Grid control relies on a Supervisory Control And Data Acquisition (SCADA) system which measures power and voltage at key locations of the grid. Thanks to this infrastructure, energy flow in all parts of the grid can be monitored. The deployment of Global Navigation Satellite Systems (GNSS) made it possible to achieve high synchronisation of the measurements. Phasor Measurement Units (PMUs) enable an accurate measurement of voltage and current amplitude, phase difference at different nodes relative to UTC (Universal Time Coordinated), frequency, and rate-of-change-of-frequency (ROCOF). PMUs yield better state estimations with the possibility to observe long-distance oscillations with high refresh rates (up to 50 times per second compared to once every 15 minutes for SCADA). PMUs can be used to provide more information on a denser time scale, such as ROCOF, grid inertia from frequency and ROCOF, synthetic inertia, detection of sub-synchronous oscillations, fault location identification, dynamic thermal rating of overhead lines and cables, and remote instrument transformer calibration. PMUs have been deployed widely across North America, following spectacular grid blackouts [13], and now are becoming more generally introduced in the European transmission grid as well. However, verifying their measurement accuracy under all actual grid conditions is a challenging task.

Sensors are used to measure network current, voltage and frequency, with this data aggregated to form a view of the overall network state. However, distributed generation will need distributed sensor deployments. Methods for optimising sensor placement, the use of phasor measurement units (PMUs), and state estimation using aggregated smart meter data are just a few examples that could improve network management beyond the present Supervisory Control And Data Acquisition (SCADA) systems. As an example, a 50 kV distribution network in the south-west part of the Netherlands provided data for comparing state estimation algorithms applied to PMU data with SCADA data. The grid was equipped with a SCADA system already, whereas PMUs were installed as additional monitoring devices. To what degree and to which scale the granularity of PMU installation is useful in distribution grids is the subject of further research. For shorter monitored scales, observing amplitude and phase differences between different locations requires improved voltage and current accuracy as well as a higher degree of synchronisation.

Reduced grid inertia, caused by the increased integration of grid-following renewable energy sources, requires faster responses to system instabilities. The related shorter time constants and time scales in grid control demand higher reporting rates. Dynamic phasors might not be adequate to determine the varying low inertia in the presence of disturbances such as phase steps, frequency steps, phase modulations, and so other techniques - like Hilbert Transforms - need to be investigated. Potentially, other parameters might also be necessary to guarantee system stability, such as power stability rather than inertia.

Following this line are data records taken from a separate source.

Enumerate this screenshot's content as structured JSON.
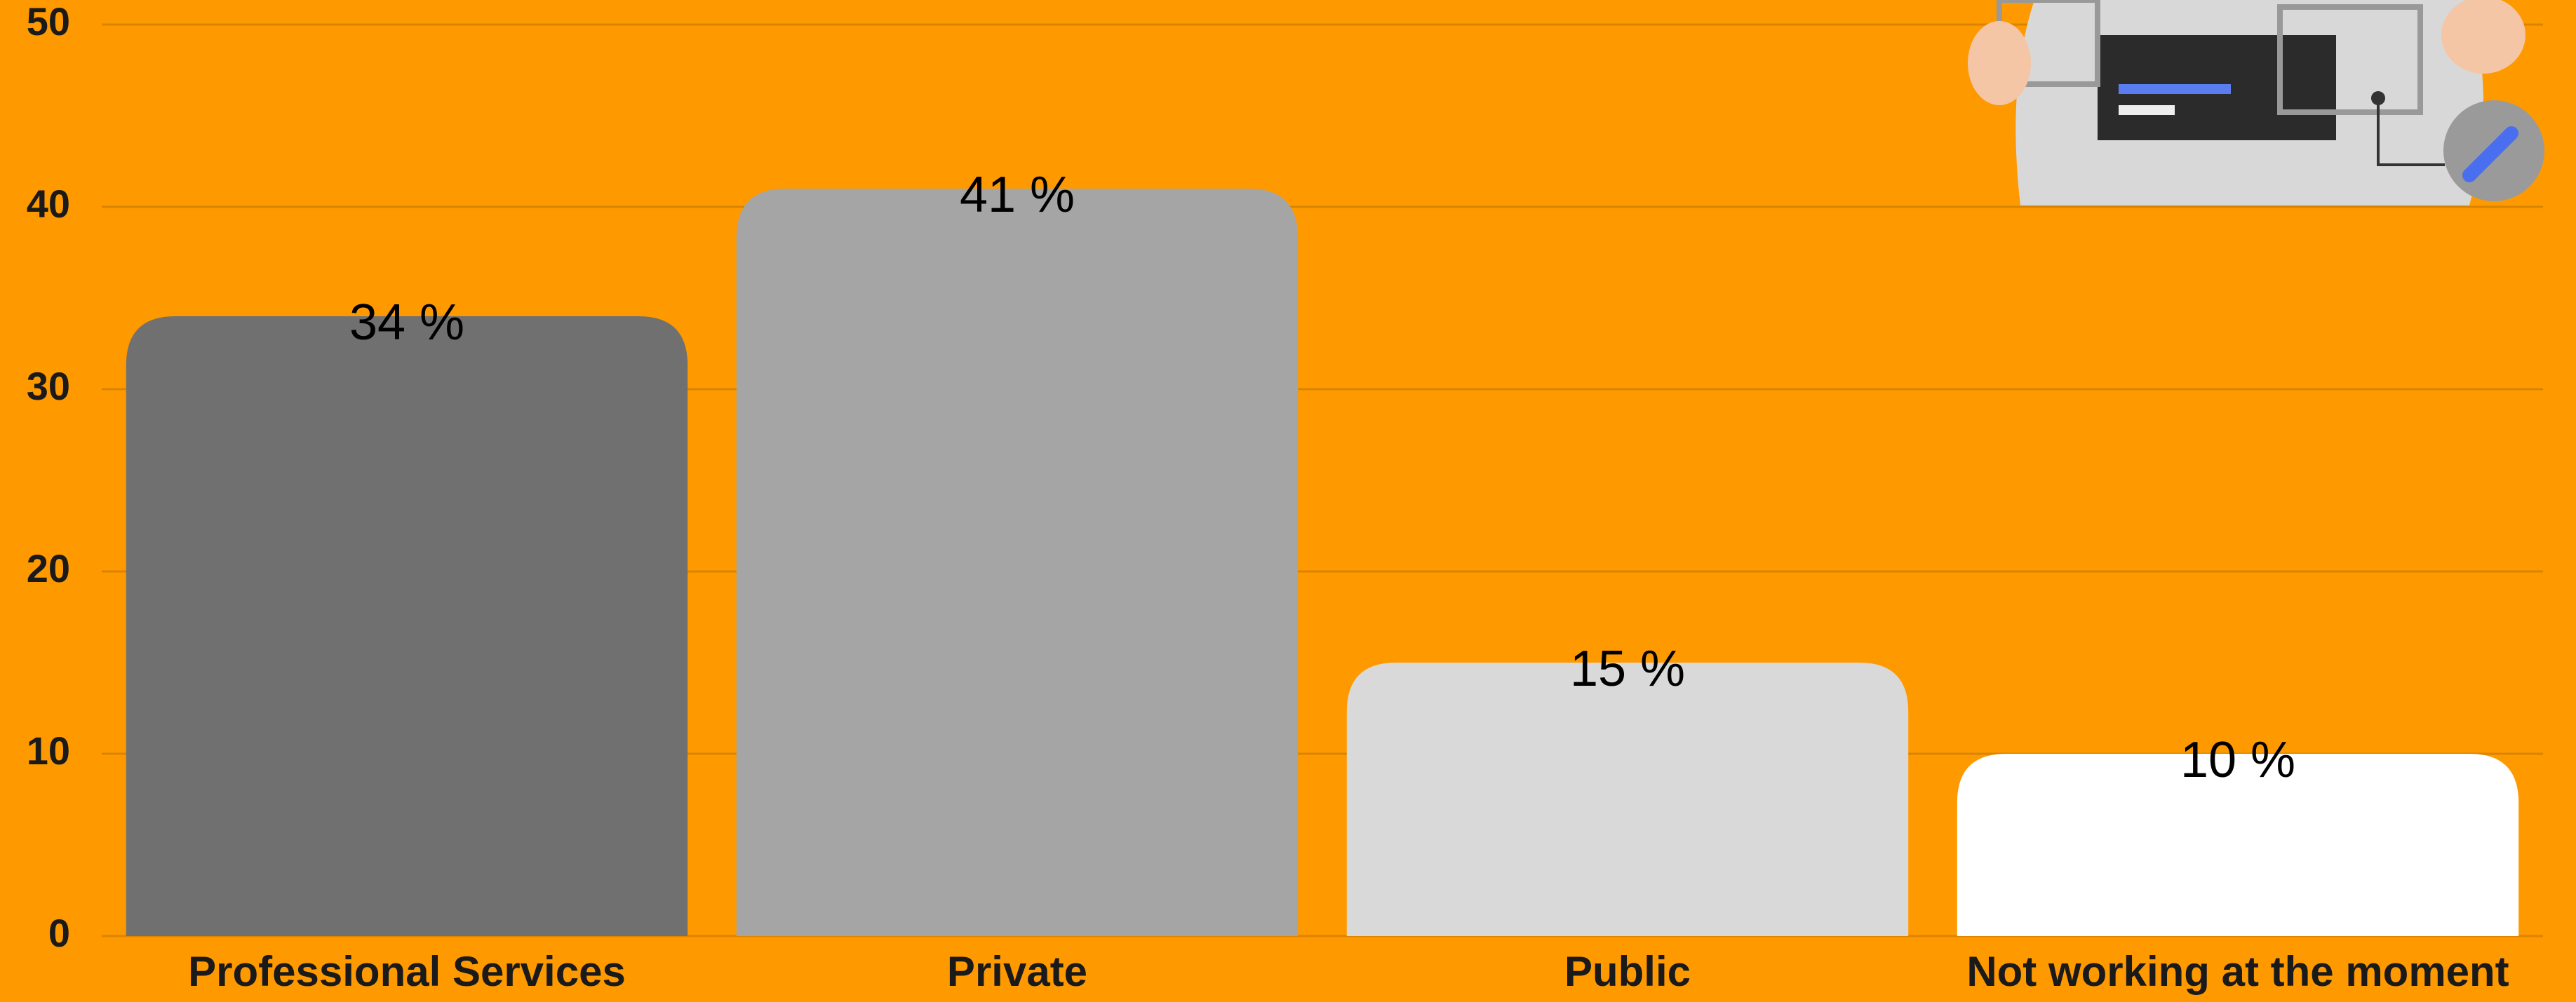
{
  "chart_data": {
    "type": "bar",
    "categories": [
      "Professional Services",
      "Private",
      "Public",
      "Not working at the moment"
    ],
    "values": [
      34,
      41,
      15,
      10
    ],
    "value_labels": [
      "34 %",
      "41 %",
      "15 %",
      "10 %"
    ],
    "colors": [
      "#707070",
      "#a5a5a5",
      "#d9d9d9",
      "#ffffff"
    ],
    "ylim": [
      0,
      50
    ],
    "yticks": [
      0,
      10,
      20,
      30,
      40,
      50
    ],
    "grid": true
  }
}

Network operators are interested in the detection of abnormal events in response to faults or changes to system dynamics. Data analytics techniques can be used to detect anomalies and atypical behaviour in power system operation and facilitate new alarm metrics for control room staff and protection systems. An example of grid instability is the build-up of oscillations in power systems due to the increasing difficulty of convertors locking onto a stable grid frequency and their intrinsic sensitivity to abnormal events.

Hence, the need for early warning indicators based on fast data analytics. Another example is the change in grid inertia due to the relative increase of distributed generation with respect to traditional generation. Measurement and control of grid inertia is one of the most important issues facing system operators in future energy scenarios.

Measurement data from different origins, such as PMUs or other monitoring devices and even the sophisticated use of smart meter data, could therefore also be used to dynamically manage power flow in networks. As high levels of renewable energy sources and electrical vehicles are installed, parts of the grid are overloaded for short periods of supply and demand. Investing in the development of data analytics to manage power flow and rating management and consumption could result in lower investments in hardware related to rating over-dimensioning or substation reinforcement, and consequently enhance penetration of renewable energy sources.

Modelling, for instance of virtual power plants for prediction before integration in a smart grid, plays an increasing role in planning phases. Measurement data can be used to validate or improve the models predicting the influence of installation on grid stability and power quality.

Conventional grid models typically assume a constant frequency for the whole network, whereas PMU measurements indicate that the frequency differs from place to place. Furthermore, the integration of new grid monitoring equipment with higher reporting rates will require models that can deal with different reporting rates. Measurement data is crucial to validate or improve new grid models, with respect to local frequency deviations as well as varied reporting rates.